= Gaik Ovakimian =

Soviet spy (1898–1967)

Haik Badalovich Ovakimian (Hayk Hovakimyan), Major General, USSR (11 August 1898, in Nakhchivan – 13 March 1967, in Moscow), better known as "the puppetmaster" in intelligence circles, was a leading Soviet NKVD spy in the United States.

Of Armenian descent, he was a member of the Communist Party from 1917 and joined the NKVD in 1931 while a graduate student at Moscow's Bauman Higher Technical School and went immediately into foreign intelligence.

Ovakimian was sent to Germany on an assignment emphasizing scientific-technical espionage. In 1932 he returned to the Soviet Union for advanced technical training at the Workers' and Peasants' Red Army Military-Chemical Academy. In 1933 he was sent to the United States as deputy head of the NKVD's scientific-technical intelligence section, operating under the cover of being an engineer for Amtorg.

The FBI agent, Robert J. Lamphere, has revealed that Gaik Ovakimian had been under investigation since soon after arriving in the United States. FBI files show that "Ovakimian's recruits were scattered as far afield as Mexico and Canada... Americans whom Ovakimian recruited or controlled described him as charming, serious, sympathetic, well read in English literature, knowledgeable in science, and a man who inspired loyalty in his agents. He must also have been agile and politically aware, for he survived the great purges of the late 1930s which decimated the upper ranks of the Russian espionage services."

While in the United States, Ovakimian ran the Golos spy ring and is credited with facilitating the assassination of Leon Trotsky. He was Jacob Golos's primary contact. Ovakimian also received material from Klaus Fuchs through Harry Gold. Julius and Ethel Rosenberg were recruited by Ovakimian in 1938.
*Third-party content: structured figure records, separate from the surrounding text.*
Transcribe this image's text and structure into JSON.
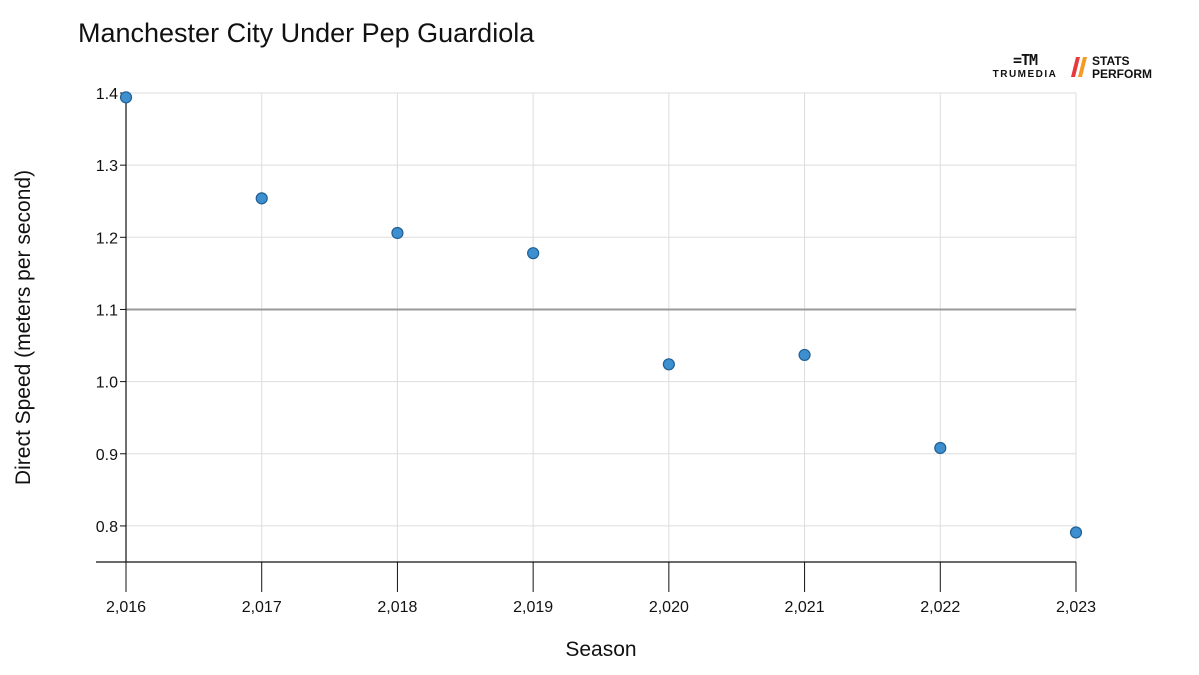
{
  "title": "Manchester City Under Pep Guardiola",
  "logos": {
    "trumedia_mark": "=TM",
    "trumedia_word": "TRUMEDIA",
    "stats_line1": "STATS",
    "stats_line2": "PERFORM",
    "stats_colors": [
      "#e8393f",
      "#f59a23"
    ]
  },
  "chart_data": {
    "type": "scatter",
    "title": "Manchester City Under Pep Guardiola",
    "xlabel": "Season",
    "ylabel": "Direct Speed (meters per second)",
    "x": [
      2016,
      2017,
      2018,
      2019,
      2020,
      2021,
      2022,
      2023
    ],
    "y": [
      1.394,
      1.254,
      1.206,
      1.178,
      1.024,
      1.037,
      0.908,
      0.791
    ],
    "x_tick_labels": [
      "2,016",
      "2,017",
      "2,018",
      "2,019",
      "2,020",
      "2,021",
      "2,022",
      "2,023"
    ],
    "y_ticks": [
      0.8,
      0.9,
      1.0,
      1.1,
      1.2,
      1.3,
      1.4
    ],
    "y_tick_labels": [
      "0.8",
      "0.9",
      "1.0",
      "1.1",
      "1.2",
      "1.3",
      "1.4"
    ],
    "xlim": [
      2016,
      2023
    ],
    "ylim": [
      0.75,
      1.4
    ],
    "reference_line_y": 1.1,
    "grid": true,
    "point_color": "#3d8fcf",
    "point_stroke": "#1f5f93",
    "reference_line_color": "#9a9a9a",
    "grid_color": "#dddddd"
  }
}
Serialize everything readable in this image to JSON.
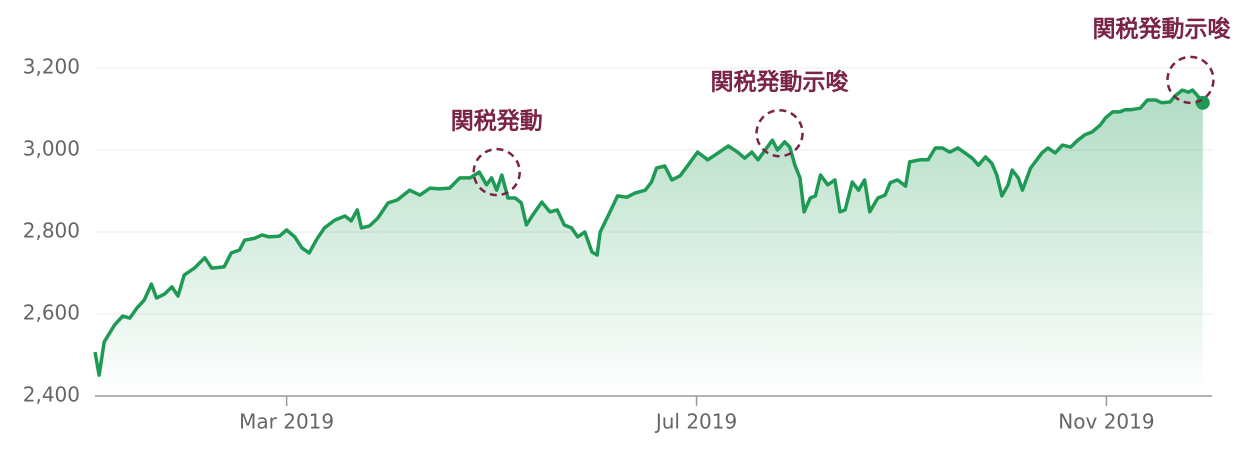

In 1939 Ovakimian became chief of scientific intelligence in the United States while at the same time began studying for a doctorate in chemistry at a New York University.

Ovakimian was arrested during a meeting on 5 May 1941 with an agent who had been turned by the FBI. After the German invasion of the Soviet Union on 22 June 1941, he was traded back to Moscow for the release of several Americans and left the United States 23 July 1941.

Ovakimian then became head of the NKVD's American desk in Moscow, responsible for espionage activities of Soviet agents within the United States and Canada. He was promoted to deputy chief of the NKVD's foreign intelligence in 1943 and attained the rank of major-general. A hitherto unknown memo from Ovakimian, head of the KGB's American desk, notes that "following our instructions," Harry Dexter White "attained the positive decision of the US Treasury Department to provide the Soviet side with the plates for engraving German occupation marks."

In 1946 Ovakimian left the NKVD to engage in full-time scientific work, as a chemical engineer. Possessing prodigious talent in mathematics as well as in chemistry, Ovakimian was responsible for the rapid development of the Soviet chemical arsenal in the 1950s as well as the application of agricultural chemistry for civilian purposes.

Ovakimian is identified in the Venona project decrypts as "Gennady".